壁が落ちており、鉄骨の「ブレース」が見える

入るとまず目につくのが、いたる所の壁が落ちているという状況だ。それから昭和2年に全解体修理をした際に入れられた鉄骨のバッテン「ブレース」がたくさん見える。

この鉄骨のブレースが、倒壊を防いだ一因と考えられている。隣の部屋にも被害の大きさを感じさせるものがあった。

垂直を示すレーザーが大きくずれていることがわかる
垂直を示すレーザーが大きくずれていることがわかる

柱に垂直を示すレーザーをあてると、柱が左に傾いているため、レーザーがずれて照射されている。それだけ柱が倒れているということが分かる。

傾きは、柱だけでなく床もだ。ビー玉を床に置いてみると、勢いよくビー玉が転がる。それだけ床も傾いているということだ。床の傾きに、土壁の崩落、柱の傾きや割れなど、これらの被害が各階で見られた。

そしてカメラは最上階の5階へ

地震後はずっと扉を閉めているという最上階5階の扉。ここから外の素屋根の工事が見えるという。

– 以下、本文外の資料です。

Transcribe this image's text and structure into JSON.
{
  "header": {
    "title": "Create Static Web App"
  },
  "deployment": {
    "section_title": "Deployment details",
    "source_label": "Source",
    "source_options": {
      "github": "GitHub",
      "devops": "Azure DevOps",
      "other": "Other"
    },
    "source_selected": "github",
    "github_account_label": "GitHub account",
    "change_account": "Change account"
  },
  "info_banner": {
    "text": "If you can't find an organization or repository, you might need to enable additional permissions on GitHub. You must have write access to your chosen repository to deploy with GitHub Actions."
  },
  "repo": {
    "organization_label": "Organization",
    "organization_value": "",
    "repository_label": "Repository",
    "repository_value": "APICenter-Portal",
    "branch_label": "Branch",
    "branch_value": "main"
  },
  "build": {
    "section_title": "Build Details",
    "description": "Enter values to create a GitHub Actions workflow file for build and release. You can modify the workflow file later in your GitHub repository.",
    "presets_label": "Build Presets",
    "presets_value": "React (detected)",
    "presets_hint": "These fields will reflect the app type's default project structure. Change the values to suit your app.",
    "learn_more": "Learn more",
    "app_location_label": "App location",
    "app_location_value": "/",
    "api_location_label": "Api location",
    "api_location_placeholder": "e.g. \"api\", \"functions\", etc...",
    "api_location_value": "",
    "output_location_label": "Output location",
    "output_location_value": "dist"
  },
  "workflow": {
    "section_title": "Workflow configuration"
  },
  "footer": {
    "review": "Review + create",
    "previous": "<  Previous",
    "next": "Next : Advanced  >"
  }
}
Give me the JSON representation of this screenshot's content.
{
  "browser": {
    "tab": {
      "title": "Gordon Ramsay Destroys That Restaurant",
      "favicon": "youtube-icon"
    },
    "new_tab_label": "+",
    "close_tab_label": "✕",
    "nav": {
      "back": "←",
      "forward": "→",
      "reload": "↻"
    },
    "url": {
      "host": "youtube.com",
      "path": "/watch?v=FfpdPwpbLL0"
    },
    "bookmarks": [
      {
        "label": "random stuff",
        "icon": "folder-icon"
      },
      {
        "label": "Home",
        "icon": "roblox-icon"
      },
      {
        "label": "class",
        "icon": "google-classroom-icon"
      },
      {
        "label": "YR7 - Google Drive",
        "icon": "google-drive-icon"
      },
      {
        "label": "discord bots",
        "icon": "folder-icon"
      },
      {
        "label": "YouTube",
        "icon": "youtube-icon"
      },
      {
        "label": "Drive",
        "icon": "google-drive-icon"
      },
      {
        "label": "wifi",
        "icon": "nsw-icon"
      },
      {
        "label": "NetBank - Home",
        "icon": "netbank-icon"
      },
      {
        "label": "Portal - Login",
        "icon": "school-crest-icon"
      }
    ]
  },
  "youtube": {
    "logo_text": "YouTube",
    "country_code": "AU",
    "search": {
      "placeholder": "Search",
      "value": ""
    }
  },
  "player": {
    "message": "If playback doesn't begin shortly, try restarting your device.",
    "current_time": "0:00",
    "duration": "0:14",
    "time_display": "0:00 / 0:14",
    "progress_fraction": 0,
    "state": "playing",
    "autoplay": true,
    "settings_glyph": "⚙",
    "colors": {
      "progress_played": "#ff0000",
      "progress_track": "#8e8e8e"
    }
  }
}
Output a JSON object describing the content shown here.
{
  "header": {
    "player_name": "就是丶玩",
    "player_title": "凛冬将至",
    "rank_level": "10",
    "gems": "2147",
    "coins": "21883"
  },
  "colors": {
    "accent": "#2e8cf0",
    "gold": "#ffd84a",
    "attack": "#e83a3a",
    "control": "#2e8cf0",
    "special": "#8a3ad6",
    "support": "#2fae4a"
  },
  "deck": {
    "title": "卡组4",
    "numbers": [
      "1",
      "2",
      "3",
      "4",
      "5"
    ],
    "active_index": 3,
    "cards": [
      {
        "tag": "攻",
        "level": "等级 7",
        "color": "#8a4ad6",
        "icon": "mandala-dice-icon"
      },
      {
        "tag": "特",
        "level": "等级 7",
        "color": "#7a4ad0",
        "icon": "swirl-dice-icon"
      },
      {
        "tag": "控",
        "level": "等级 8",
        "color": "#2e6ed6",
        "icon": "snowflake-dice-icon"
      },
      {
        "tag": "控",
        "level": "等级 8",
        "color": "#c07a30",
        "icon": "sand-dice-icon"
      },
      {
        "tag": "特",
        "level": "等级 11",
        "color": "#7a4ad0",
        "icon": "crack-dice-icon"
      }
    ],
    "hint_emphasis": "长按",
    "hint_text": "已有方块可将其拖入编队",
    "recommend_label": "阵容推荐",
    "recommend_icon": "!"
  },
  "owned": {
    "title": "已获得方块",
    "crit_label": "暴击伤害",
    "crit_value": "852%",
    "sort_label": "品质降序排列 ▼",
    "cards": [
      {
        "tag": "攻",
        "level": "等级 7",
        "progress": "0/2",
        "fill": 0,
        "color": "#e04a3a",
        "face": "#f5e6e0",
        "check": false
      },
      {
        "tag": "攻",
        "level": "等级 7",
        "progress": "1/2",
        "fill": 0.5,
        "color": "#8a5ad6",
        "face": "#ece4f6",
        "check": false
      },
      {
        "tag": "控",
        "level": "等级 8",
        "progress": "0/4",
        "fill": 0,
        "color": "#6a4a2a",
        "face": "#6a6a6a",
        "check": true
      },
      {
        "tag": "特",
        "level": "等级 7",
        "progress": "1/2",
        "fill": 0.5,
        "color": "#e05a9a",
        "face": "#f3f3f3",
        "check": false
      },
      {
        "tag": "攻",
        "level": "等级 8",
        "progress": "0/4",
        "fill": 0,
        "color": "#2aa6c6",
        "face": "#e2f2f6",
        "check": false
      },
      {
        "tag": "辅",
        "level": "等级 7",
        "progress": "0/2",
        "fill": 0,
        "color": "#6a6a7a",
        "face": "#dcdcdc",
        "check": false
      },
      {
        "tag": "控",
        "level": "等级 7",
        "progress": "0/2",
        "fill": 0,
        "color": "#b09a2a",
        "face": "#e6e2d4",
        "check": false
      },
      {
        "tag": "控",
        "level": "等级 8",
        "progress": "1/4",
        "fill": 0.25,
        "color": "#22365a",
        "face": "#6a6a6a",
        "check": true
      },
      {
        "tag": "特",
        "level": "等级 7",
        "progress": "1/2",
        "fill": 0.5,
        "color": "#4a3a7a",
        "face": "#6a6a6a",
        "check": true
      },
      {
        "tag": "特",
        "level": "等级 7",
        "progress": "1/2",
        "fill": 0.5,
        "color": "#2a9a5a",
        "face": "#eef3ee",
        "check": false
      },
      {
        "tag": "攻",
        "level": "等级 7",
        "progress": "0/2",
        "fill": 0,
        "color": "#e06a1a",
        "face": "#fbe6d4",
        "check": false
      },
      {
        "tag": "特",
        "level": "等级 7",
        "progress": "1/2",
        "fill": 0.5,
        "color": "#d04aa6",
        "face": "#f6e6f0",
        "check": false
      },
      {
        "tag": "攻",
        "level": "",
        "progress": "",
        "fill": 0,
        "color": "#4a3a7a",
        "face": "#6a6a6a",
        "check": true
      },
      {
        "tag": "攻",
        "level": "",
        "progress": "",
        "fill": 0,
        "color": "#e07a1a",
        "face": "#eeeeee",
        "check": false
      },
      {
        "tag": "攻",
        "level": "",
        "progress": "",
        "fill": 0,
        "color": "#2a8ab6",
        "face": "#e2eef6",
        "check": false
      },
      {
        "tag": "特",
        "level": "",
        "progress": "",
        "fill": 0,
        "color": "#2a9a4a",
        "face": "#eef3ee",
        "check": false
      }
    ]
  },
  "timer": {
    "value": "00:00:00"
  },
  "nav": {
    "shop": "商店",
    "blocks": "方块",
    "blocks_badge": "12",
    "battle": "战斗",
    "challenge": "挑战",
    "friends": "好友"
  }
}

熊本城総合事務所の田代純一さんによると、「南面の素屋根の外壁には壁ではなくネットを張ろうと思っている」といい、「南面と東面(天守閣方向)は、遠くからであれば宇土櫓の作業の様子を見ていただけるという工夫をしたい」と話す。

熊本城総合事務所・渡辺広樹さん:
これから長い間、宇土櫓は皆さんにお見せすることができないんですけど、また勇壮な宇土櫓の姿を蘇らせて、後世の皆様に伝えていくために丁寧に頑張ってまいりますので、温かく見守っていただければと思います

宇土櫓の本格的な解体工事は年明けから始まり、約10年間その姿が見られなくなる。

解体・設計で再建完了は2032年度予定

今後のスケジュールだが、現在は解体・組み立て工事の際部材を雨風から守る「素屋根」の内装・外装工事が行われていて、年明けから解体工事がスタートし、2年間かけて解体される。

このとき外した柱や梁などの部材は、素屋根の中で保管され使えるものに関しては再建の際に使用される。その後2年間で復旧の設計を、さらにその後の5年間で復旧工事を行い、再建完了は2032年度の予定だ。

実は宇土櫓の建てられたくわしい年代はわかっていないということで、約100年ぶりとなる全解体で過去の修理では見つからなかった創建に関わる痕跡などが確認されることも期待されている。